Experte befürchtet hohe Inflation

Die Euro-Skepsis bleibt...

Die Europäische Zentralbank (EZB) plant, unbegrenzt Staatsanleihen von Euro-Krisenländern zu kaufen, um so die erdrückenden Zinsen jener Staaten auf ein erträgliches Maß zu senken. Was bedeutet das? Fragen und Antworten.

Das hat nach Ansicht von Professor Lüder Gerken vom Centrum für Europäische Politik (CEP) in Freiburg Inflation und Vermögensverluste zur Folge. Andere Finanzexperten sehen diese Gefahr allerdings nicht. Dazu im Folgenden Fragen und Antworten.

? Was passiert beim Anleiheverkauf durch die EZB?

!Die EZB kauft den maroden Staaten zum einem festgelegten, niedrigen Zins Staatsanleihen ab. Das heißt: Die Staaten leihen sich Geld bei der EZB und nicht zu weit höheren Zinsen am freien Kapitalmarkt. Wenn die Länder ihre Finanzen in Ordnung gebracht haben, müssen sie das Geld zurückzahlen. Ob es tatsächlich dazu kommt, ist aber ungewiss. Für Ausfälle haften die nationalen Zentralbanken und am Ende die Steuerzahler aller Länder.

? Welche Gefahren birgt diese Vorgehensweise?

!Für den Anleihekauf muss die EZB die Notenpresse anwerfen, sprich zusätzliches Geld in den Kreislauf pumpen. Professor Lüder Gerken vom CEP glaubt, dass die Erhöhung der Geldmenge „ein gewaltiges Inflationspotenzial“ birgt und zu einem Vermögensverlust führt. Befürworter der Anleihekäufe sehen derweil keine Inflationsgefahr und verweisen auf Japan, wo die Zentralbank seit Jahrzehnten den Markt mit frischem Geld flutet und der Leitzins gegen null tendiert. Dort gibt es keine nennenswerte Inflation.
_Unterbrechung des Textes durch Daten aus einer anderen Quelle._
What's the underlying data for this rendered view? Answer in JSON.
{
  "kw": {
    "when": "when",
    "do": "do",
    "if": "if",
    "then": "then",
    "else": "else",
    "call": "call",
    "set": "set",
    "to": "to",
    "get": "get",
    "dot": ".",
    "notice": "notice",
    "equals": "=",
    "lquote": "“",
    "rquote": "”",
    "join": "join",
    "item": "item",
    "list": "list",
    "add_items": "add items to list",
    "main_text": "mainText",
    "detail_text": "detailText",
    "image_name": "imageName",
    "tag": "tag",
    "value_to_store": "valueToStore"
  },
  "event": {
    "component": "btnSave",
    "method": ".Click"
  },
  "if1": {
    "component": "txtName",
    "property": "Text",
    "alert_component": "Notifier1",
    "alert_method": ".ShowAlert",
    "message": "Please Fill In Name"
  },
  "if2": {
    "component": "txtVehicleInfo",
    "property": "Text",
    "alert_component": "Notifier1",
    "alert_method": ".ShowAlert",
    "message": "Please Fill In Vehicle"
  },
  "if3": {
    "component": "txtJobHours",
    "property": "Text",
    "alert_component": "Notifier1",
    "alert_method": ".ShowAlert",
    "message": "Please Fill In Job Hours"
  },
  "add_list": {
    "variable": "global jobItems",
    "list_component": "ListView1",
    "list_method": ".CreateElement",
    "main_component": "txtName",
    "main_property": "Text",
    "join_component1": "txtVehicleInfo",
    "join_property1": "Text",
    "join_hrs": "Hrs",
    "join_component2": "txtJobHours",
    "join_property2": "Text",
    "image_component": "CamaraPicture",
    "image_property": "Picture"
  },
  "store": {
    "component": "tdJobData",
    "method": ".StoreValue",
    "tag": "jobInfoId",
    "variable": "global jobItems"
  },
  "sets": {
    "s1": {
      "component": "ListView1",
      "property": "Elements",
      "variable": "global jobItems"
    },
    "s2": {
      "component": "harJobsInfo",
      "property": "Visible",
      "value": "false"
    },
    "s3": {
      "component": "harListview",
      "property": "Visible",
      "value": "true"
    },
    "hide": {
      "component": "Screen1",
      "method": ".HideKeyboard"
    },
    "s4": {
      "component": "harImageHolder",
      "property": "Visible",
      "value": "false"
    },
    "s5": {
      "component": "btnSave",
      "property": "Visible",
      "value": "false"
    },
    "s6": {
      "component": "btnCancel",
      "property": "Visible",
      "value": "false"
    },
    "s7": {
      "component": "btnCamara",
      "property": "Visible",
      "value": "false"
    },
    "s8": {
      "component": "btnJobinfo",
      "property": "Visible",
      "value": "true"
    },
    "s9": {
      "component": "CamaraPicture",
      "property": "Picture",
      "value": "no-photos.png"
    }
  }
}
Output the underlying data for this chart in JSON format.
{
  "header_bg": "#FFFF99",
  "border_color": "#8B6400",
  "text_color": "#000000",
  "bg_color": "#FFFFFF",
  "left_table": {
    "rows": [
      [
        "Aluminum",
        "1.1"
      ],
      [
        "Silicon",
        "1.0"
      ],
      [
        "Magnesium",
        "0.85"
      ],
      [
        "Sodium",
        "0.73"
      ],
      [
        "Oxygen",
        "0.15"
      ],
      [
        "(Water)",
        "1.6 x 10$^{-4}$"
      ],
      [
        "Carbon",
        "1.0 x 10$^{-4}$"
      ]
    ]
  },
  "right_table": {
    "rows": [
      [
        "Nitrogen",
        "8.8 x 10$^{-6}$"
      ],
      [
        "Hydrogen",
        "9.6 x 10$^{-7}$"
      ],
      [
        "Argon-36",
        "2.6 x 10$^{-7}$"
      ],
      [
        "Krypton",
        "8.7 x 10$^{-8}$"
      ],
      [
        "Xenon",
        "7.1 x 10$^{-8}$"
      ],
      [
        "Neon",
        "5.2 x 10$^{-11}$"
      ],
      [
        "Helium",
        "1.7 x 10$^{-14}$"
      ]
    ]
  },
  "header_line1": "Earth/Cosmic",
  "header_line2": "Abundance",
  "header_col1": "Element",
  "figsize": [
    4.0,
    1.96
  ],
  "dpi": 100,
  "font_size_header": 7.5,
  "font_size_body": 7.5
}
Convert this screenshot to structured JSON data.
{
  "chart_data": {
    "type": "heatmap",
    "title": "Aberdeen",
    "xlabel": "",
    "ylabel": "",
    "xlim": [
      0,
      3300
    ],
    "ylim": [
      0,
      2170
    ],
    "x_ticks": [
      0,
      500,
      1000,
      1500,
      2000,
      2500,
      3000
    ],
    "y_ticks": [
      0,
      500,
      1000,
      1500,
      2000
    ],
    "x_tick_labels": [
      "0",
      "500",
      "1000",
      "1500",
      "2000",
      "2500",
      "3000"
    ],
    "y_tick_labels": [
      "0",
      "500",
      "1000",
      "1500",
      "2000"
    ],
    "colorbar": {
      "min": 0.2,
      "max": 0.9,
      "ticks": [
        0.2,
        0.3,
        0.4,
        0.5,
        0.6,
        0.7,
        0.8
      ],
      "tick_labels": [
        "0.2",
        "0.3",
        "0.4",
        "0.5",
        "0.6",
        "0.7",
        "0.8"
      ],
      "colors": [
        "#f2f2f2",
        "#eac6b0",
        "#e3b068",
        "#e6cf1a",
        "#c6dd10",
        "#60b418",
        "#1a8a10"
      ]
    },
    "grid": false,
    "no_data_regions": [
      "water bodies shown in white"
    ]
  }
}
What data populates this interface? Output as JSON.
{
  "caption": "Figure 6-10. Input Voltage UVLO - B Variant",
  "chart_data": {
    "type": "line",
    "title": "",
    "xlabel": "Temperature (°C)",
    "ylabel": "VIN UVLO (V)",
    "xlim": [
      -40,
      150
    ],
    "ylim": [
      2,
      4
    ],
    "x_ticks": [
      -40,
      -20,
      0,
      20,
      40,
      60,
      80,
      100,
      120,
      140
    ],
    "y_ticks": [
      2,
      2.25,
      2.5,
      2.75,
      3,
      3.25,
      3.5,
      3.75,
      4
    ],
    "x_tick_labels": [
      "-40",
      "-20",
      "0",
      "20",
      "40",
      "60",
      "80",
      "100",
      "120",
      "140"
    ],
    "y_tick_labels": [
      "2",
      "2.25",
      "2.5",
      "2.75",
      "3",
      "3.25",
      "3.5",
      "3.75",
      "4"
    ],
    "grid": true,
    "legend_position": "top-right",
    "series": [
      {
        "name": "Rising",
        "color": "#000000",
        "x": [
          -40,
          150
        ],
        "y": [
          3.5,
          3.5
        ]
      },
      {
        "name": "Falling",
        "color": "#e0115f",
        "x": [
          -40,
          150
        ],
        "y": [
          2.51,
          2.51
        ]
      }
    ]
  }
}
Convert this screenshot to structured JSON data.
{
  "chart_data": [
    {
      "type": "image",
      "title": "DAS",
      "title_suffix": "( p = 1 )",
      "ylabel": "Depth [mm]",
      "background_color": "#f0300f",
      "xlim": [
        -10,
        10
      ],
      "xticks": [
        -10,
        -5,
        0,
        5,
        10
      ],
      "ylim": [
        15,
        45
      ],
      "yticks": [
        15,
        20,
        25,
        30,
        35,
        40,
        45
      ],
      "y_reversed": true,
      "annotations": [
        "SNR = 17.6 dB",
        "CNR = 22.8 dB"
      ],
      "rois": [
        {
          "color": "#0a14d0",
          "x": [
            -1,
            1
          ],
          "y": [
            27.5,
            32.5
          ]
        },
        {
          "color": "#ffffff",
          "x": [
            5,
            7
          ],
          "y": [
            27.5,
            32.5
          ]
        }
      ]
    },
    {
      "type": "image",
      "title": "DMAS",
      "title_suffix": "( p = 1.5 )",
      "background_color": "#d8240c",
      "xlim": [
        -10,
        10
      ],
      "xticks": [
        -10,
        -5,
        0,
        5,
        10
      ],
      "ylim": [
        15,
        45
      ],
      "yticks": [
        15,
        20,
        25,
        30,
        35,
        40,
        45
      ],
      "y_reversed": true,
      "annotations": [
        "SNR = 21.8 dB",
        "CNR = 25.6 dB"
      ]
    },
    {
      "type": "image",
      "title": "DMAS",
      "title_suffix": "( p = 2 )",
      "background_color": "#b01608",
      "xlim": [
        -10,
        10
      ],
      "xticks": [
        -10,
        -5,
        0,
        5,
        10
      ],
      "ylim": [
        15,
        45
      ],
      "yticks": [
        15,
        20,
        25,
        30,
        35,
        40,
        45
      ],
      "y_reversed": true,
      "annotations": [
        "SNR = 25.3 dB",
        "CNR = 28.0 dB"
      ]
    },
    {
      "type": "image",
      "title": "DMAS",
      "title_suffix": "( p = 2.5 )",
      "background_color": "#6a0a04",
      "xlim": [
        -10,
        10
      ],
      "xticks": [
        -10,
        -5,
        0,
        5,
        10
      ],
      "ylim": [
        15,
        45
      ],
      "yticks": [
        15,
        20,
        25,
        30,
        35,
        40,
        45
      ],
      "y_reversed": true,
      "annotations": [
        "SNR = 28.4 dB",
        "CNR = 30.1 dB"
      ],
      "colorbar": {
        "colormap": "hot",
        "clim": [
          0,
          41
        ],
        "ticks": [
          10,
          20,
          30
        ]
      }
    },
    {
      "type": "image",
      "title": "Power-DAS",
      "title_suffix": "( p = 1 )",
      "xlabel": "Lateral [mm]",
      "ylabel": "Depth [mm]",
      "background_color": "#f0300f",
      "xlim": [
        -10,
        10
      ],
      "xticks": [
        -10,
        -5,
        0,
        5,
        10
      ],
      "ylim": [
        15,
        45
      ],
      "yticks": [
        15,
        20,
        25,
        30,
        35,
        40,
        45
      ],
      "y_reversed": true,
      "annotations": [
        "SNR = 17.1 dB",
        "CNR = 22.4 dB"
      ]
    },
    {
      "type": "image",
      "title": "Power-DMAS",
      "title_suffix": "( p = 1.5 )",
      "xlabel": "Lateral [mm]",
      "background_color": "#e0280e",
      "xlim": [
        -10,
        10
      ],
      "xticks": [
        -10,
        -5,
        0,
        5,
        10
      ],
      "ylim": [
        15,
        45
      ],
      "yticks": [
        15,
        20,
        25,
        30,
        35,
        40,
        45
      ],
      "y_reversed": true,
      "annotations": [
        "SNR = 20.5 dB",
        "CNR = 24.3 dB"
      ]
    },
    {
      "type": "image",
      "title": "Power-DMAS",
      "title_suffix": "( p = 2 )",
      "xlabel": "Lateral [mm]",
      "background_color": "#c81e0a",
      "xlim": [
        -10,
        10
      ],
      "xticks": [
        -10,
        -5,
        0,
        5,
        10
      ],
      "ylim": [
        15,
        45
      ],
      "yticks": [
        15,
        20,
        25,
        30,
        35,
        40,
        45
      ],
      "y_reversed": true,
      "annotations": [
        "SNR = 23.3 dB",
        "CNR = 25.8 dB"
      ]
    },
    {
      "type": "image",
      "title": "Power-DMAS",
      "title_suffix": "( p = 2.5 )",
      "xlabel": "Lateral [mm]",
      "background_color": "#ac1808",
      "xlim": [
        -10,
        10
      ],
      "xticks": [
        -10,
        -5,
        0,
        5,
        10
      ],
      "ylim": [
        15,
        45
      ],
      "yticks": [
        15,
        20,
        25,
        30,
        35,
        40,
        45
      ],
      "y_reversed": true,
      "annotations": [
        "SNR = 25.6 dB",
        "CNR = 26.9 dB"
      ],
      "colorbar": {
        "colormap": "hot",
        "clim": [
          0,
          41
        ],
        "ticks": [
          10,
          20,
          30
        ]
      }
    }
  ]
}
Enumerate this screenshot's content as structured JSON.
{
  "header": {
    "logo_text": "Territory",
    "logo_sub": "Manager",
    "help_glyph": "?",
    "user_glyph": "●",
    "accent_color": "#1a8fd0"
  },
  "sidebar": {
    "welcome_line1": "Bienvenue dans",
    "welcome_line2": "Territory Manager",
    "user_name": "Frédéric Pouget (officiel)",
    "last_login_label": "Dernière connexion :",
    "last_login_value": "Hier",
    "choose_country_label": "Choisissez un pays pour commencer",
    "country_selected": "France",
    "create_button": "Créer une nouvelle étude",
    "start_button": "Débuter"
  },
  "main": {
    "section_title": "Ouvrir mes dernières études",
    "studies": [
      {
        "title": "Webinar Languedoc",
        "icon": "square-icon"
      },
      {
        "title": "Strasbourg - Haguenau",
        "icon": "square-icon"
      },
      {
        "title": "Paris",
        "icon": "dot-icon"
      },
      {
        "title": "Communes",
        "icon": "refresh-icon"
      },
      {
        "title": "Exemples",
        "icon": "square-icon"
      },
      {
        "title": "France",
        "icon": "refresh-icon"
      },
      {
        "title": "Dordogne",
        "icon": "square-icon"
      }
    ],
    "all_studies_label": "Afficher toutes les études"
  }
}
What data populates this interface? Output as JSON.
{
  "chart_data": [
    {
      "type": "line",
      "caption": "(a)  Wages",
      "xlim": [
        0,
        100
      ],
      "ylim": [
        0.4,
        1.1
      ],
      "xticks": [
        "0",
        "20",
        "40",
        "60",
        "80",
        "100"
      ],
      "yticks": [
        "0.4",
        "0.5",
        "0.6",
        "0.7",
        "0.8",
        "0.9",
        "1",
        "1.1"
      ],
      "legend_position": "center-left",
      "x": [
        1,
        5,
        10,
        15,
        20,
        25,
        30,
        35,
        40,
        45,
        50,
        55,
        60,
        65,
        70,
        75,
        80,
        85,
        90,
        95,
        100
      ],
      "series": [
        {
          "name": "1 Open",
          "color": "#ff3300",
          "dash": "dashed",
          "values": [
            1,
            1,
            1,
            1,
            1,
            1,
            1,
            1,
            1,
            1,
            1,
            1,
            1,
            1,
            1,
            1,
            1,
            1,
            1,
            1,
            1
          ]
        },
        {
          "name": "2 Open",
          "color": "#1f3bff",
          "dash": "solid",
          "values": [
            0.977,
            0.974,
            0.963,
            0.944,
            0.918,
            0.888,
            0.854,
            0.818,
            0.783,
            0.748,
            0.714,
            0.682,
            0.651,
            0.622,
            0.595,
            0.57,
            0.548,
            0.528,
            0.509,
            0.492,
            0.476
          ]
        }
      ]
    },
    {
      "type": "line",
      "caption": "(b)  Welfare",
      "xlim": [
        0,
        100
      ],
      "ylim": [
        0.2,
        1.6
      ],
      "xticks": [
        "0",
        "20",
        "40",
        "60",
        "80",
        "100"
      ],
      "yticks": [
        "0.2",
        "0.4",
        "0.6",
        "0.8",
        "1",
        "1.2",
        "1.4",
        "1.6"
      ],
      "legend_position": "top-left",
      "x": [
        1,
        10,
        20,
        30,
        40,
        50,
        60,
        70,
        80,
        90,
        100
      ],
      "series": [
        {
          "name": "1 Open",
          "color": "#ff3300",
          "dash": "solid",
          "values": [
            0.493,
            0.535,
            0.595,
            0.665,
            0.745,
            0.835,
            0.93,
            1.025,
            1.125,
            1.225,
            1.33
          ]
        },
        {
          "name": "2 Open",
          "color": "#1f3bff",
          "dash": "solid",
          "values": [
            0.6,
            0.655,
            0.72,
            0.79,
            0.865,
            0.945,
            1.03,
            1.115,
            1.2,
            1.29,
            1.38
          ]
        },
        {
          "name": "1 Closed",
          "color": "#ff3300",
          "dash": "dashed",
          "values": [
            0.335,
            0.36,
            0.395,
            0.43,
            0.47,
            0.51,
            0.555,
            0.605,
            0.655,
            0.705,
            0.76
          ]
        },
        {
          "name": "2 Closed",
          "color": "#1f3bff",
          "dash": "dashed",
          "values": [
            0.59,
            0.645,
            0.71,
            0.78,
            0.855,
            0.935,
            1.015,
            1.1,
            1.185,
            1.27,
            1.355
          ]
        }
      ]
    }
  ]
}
? Auch in Europa hält sich die Inflation in Grenzen und geht vor allem auf die hohen Energie- und Rohstoffpreise zurück. Wie passt das zusammen?

!Gerken begründete dies mit der aktuellen Rezession, in deren Folge die Nachfrage nach Krediten etwa für Konsum und Investitionen sinkt. Wenn die Konjunktur aber wieder anzieht, könnte die Teuerung nach Ansicht Gerkens kräftig steigen. Dann wäre die EZB gezwungen, die Notenpresse zu stoppen und die Zinsen zu erhöhen, was wiederum zu steigenden Zinsen auch für die maroden Staaten führen würde. Es drohten Staatspleiten und das Ende des Euro.

? Aber das wichtigste Ziel der EZB ist der Erhalt des Euro. Kann sie einen Kollaps zulassen?

!Nein. Und deshalb befürchtet die Bundesbank, dass die EZB die Inflation nicht entschieden genug bekämpfen und die Zinsen weiter niedrig halten wird, damit die klammen Staaten auch künftig an billiges Geld kommen. Das wiederum bremst laut Gerken die Reformbemühungen.

? Aber die EZB sagt doch, dass die Anleihen nur gekauft werden, wenn die betreffenden Staaten notwendige Reformen zusagen. Was also passiert, wenn die Zusagen nicht eingehalten werden?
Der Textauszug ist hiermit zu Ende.